Облачившись в сомнительную тунику, он вышел из-за ширмы и вопросительно посмотрел на художника.
— Ох, просто великолепно! — воскликнул Данте, окинув его горящим взглядом с головы до ног. — Пожалуйста, сюда, — он указал на невесть откуда взявшуюся низкую кушетку, стоящую у стены под самым окном.
Тимоти прошел, куда ему было велено, придерживая норовящую взлететь тунику.
— Она будет развеваться, — виновато произнес он, смущенно краснея и комкая легкую ткань.

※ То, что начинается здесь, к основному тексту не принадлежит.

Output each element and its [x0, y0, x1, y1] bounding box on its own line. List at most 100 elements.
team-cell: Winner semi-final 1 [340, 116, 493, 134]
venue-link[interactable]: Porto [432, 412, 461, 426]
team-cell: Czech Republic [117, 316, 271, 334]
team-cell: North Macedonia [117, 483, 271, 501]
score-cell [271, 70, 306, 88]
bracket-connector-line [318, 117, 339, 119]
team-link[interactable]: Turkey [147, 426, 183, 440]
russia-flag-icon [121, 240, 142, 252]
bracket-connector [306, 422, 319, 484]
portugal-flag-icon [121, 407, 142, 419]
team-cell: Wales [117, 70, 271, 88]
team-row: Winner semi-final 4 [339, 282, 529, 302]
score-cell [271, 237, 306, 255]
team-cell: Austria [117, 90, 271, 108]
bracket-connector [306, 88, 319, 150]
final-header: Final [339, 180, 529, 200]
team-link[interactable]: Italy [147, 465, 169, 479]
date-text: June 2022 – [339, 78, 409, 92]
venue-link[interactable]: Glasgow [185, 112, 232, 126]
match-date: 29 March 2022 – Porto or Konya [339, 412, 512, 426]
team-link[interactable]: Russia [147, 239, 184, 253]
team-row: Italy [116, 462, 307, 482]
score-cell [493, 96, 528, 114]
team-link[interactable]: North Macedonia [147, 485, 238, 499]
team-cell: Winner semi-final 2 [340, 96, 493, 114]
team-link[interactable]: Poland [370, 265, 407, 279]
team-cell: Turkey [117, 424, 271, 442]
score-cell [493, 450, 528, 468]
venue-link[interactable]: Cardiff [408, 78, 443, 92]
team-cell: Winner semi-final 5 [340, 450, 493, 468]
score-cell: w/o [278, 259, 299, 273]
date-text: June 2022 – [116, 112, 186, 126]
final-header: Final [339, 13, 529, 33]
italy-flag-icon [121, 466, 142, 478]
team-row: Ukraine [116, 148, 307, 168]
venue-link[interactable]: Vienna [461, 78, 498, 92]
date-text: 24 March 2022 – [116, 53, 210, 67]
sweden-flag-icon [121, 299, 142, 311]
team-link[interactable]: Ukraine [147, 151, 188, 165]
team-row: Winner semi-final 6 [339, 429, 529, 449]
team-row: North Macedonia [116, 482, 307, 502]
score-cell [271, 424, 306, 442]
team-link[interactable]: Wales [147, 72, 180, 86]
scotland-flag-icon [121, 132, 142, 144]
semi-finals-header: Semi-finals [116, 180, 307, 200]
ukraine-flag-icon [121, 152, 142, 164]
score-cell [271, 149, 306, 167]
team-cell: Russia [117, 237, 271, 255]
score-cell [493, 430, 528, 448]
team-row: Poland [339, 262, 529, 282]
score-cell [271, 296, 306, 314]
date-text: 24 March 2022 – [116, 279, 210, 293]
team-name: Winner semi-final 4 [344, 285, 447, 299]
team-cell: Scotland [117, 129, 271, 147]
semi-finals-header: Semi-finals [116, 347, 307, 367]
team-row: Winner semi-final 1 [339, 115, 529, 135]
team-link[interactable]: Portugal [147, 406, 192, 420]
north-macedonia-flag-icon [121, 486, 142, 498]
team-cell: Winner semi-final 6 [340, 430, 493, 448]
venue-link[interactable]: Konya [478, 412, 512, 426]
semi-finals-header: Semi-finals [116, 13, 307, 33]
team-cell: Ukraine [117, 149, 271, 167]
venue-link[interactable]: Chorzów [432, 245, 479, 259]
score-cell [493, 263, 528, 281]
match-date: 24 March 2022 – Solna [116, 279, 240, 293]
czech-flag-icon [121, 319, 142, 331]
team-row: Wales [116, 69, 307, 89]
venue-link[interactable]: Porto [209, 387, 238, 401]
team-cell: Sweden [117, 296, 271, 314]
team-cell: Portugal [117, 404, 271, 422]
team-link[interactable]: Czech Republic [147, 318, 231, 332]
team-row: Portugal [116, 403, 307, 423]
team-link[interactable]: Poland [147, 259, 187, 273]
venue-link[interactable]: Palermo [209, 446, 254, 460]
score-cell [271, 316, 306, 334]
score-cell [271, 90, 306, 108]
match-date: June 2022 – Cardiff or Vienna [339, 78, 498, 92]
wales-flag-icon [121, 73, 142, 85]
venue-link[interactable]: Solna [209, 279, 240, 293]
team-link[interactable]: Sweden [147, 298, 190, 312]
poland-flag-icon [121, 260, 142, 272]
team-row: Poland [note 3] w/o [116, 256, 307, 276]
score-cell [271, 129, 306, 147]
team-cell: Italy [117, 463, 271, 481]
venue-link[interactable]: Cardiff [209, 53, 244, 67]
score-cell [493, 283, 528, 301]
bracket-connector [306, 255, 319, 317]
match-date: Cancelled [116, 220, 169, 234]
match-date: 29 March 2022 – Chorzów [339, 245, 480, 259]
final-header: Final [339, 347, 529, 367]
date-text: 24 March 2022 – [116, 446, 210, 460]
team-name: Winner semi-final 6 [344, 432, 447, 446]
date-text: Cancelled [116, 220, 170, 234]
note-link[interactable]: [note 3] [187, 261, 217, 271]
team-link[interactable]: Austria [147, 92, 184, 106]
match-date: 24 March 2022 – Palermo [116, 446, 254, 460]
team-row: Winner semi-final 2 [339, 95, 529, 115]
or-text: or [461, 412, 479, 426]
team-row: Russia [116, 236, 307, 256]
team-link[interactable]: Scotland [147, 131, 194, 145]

— Не беспокойся, я прикрою окно, — пообещал Габриэль и, подавив озорной смешок, взял его за плечи, по-хозяйски развернув лицом к стене.
Юноша вздрогнул, когда пальцы художника прошлись по его телу, расправляя мягкие складки ткани, и закусил губу.
— Так… — Данте нежно обхватил его руки, придал им нужное положение и отстранился, оглядывая результат. — Замечательно. Осталось несколько штрихов.
Стремительным шагом итальянец подошел к комоду, критично оглядел букет цветов, стоящий на нем в большой пузатой вазе и, немного поколебавшись, вытянул ветку белой лилии. Вернувшись обратно к юноше, он вложил цветок в его правую руку и поправил светлые кудри.
— Теперь замри, — велел Данте и отошел на несколько шагов, чтобы оценить завершенный образ.
Он уже готов был удовлетворенно кивнуть, когда резкое дуновение ветра, ворвавшееся в так и не прикрытое им окно, всколыхнуло легкое облачение Тимоти, явив в просвете двух полос шелка стройное бедро. Данте задержал дыхание, не в силах отвести глаза от мраморной кожи.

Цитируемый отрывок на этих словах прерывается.